Although AI has the potential to boost productivity and handle rote office tasks, freeing employees to work on more complex assignments, there is a looming downside in the security realm. Someday in the near future, hackers may be able to use AI tools to find new vulnerabilities and then create new exploits and attacks in a fraction of the time it would take a human.
In August, the Defense Advanced Research Projects Agency, the Defense Department’s research arm, sponsored the Cyber Grand Challenge hacking competition in Las Vegas. The contest pitted seven autonomous machines against each other to find and exploit bugs in each other’s systems. The teams played a hacking game known as Capture the Flag, in which, as TechCrunch noted, they were “assigned servers which must perform certain tasks while constantly being fed new code filled with bugs, security holes, and inefficiencies.”
"Mayhem," a bot created by startup ForAllSecure, which grew out of research at Carnegie Mellon, won the contest by being conservative about how it patched its own servers, because patching can sometimes slow services down and require they be taken offline, as Wired reported. The upshot is that the bots were able to find some bugs much more quickly than humans could have, but they also crippled their own systems in protecting them and could not grasp all of the bugs that a human might.
The danger such technology poses is significant.

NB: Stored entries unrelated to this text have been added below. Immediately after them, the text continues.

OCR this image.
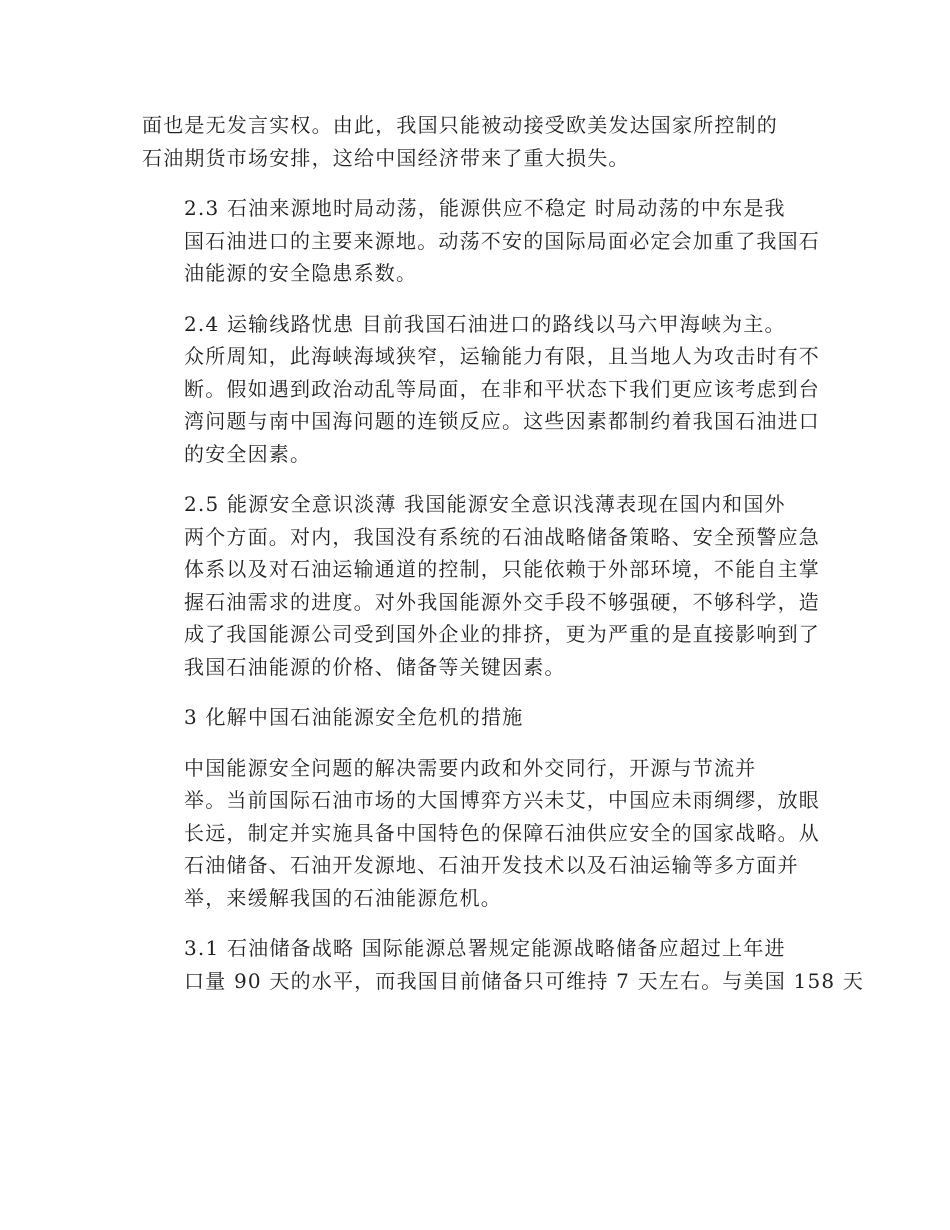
面也是无发言实权。由此，我国只能被动接受欧美发达国家所控制的
石油期货市场安排，这给中国经济带来了重大损失。

2.3 石油来源地时局动荡，能源供应不稳定 时局动荡的中东是我
国石油进口的主要来源地。动荡不安的国际局面必定会加重了我国石
油能源的安全隐患系数。

2.4 运输线路忧患 目前我国石油进口的路线以马六甲海峡为主。
众所周知，此海峡海域狭窄，运输能力有限，且当地人为攻击时有不
断。假如遇到政治动乱等局面，在非和平状态下我们更应该考虑到台
湾问题与南中国海问题的连锁反应。这些因素都制约着我国石油进口
的安全因素。

2.5 能源安全意识淡薄 我国能源安全意识浅薄表现在国内和国外
两个方面。对内，我国没有系统的石油战略储备策略、安全预警应急
体系以及对石油运输通道的控制，只能依赖于外部环境，不能自主掌
握石油需求的进度。对外我国能源外交手段不够强硬，不够科学，造
成了我国能源公司受到国外企业的排挤，更为严重的是直接影响到了
我国石油能源的价格、储备等关键因素。

3 化解中国石油能源安全危机的措施

中国能源安全问题的解决需要内政和外交同行，开源与节流并
举。当前国际石油市场的大国博弈方兴未艾，中国应未雨绸缪，放眼
长远，制定并实施具备中国特色的保障石油供应安全的国家战略。从
石油储备、石油开发源地、石油开发技术以及石油运输等多方面并
举，来缓解我国的石油能源危机。

3.1 石油储备战略 国际能源总署规定能源战略储备应超过上年进
口量 90 天的水平，而我国目前储备只可维持 7 天左右。与美国 158 天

As IDG News Service reported: “For instance, cybercriminals might use those capabilities to scan software for previously unknown vulnerabilities and then exploit them for ill. However, unlike a human, an AI can do this with machine efficiency. Hacks that were time-consuming to develop might become cheap commodities in this nightmare scenario.”

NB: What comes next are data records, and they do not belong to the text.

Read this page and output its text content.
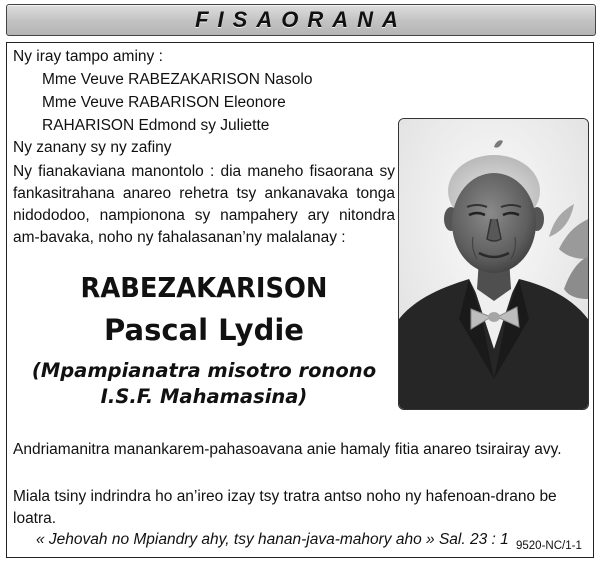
FISAORANA
Ny iray tampo aminy :
Mme Veuve RABEZAKARISON Nasolo
Mme Veuve RABARISON Eleonore
RAHARISON Edmond sy Juliette
Ny zanany sy ny zafiny
Ny fianakaviana manontolo : dia maneho fisaorana sy fankasitrahana anareo rehetra tsy ankanavaka tonga nidododoo, nampionona sy nampahery ary nitondra am-bavaka, noho ny fahalasanan’ny malalanay :
RABEZAKARISON
Pascal Lydie
(Mpampianatra misotro ronono
I.S.F. Mahamasina)
Andriamanitra manankarem-pahasoavana anie hamaly fitia anareo tsirairay avy.
Miala tsiny indrindra ho an’ireo izay tsy tratra antso noho ny hafenoan-drano be loatra.
« Jehovah no Mpiandry ahy, tsy hanan-java-mahory aho » Sal. 23 : 1 9520-NC/1-1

In such a world, AI could be used to create and control cyberweapons. “The thing people don’t get is that cybercrime is becoming automated and it is scaling exponentially,” said Marc Goodman, a law enforcement agency adviser and the author of Future Crimes, in a New York Times interview last fall.

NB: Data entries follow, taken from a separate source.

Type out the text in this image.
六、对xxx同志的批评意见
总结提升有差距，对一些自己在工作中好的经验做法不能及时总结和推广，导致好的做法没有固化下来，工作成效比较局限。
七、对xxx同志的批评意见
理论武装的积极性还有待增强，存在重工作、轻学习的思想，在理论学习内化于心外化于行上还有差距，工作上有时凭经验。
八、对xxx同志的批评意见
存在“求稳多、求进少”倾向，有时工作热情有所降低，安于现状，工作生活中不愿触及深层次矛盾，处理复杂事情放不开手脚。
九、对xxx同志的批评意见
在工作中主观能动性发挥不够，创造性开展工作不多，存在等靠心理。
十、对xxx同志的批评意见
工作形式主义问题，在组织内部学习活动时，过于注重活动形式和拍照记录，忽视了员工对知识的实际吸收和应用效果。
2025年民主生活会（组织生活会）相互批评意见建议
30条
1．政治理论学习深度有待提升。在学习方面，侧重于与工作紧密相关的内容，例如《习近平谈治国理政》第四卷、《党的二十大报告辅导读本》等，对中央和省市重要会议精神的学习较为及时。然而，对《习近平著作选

According to Goodman, AI’s advances can be seen in hacking tools like the widely used malicious program known as Blackshades. Created by Alex Yucel, a Swedish national who was convicted in 2015 in the United States for selling the malware, Blackshades was sold widely in the black market, and functioned as a “criminal franchise in a box,” Goodman said. The tool allowed users without technical skills to deploy ransomware attacks or perform video or audio eavesdropping.
“I don’t want to give any ideas to anyone,” Tomer Weingarten, CEO of security firm SentinelOne, told IDG. However, he said that AI-driven technologies that look for internet vulnerabilities may be coming.
Additionally, tools like Blackshades, which are sometimes referred to as “rent-a-hacker” services, may someday use AI to “design entire attack strategies, launch them, and calculate the associated fee,” IDG notes, with the human buyer saving time but still getting the cyberweapon.
Despite the perils, cybersecurity firms and researchers are using AI to fight back.
As IDG notes, to block malware, the firm Cylance is using a subset of AI known as machine learning, which uses algorithms to detect patterns, and then can predict outcomes and potentially operate autonomously. That effort has involved creating models based on malware samples to determine whether activity on computers is normal or not.
“Ultimately, you end up with a statistical probability that this file is good or bad,” Jon Miller, chief research officer at Cylance, told IDG. He added that the machine learning works to detect the malware more than 99 percent of the time, and that the company is always adding more malware samples to its algorithm.
Writing in The Independent, John Clark, a computer scientist and the recently appointed chair of computer and information systems at the University of Sheffield in the UK, notes that AI will be used to rapidly characterize malware that changes its form as it attacks.
“AI will also help us to track down who is responsible for attacks, identifying what further information is needed to draw conclusions and then asking for it, with automated investigative algorithms following their AI-enhanced noses, making best use of limited resources,” he wrote.
Last April, researchers at the Massachusetts Institute of Technology’s Computer Science and Artificial Intelligence Laboratory announced that they had developed an AI system to detect malware. The researchers claimed that the system, called AI2, could “detect 85 percent of attacks, which is roughly three times better than previous benchmarks, while also reducing the number of false positives” by a factor of five.
The researchers tested the system using 3.6 billion pieces of data known as “log lines,” which were generated by millions of users over a period of three months.
“To predict attacks, AI2 combs through data and detects suspicious activity by clustering the data into meaningful patterns using unsupervised machine-learning,” MIT noted. “It then presents this activity to human analysts who confirm which events are actual attacks, and incorporates that feedback into its models for the next set of data.”
And, as Wired notes, that balance between AI technology and human cybersecurity intuition is critical:
“Relying entirely upon machine learning to spot abnormalities inevitably will reveal code oddities that aren’t actually intrusions. But humans can’t hope to keep up with volume of work required to maximize security. Think of AI2 as the best of both worlds — its name, according to the research paper, invokes the intersection of analyst intuition and an artificially intelligent system.”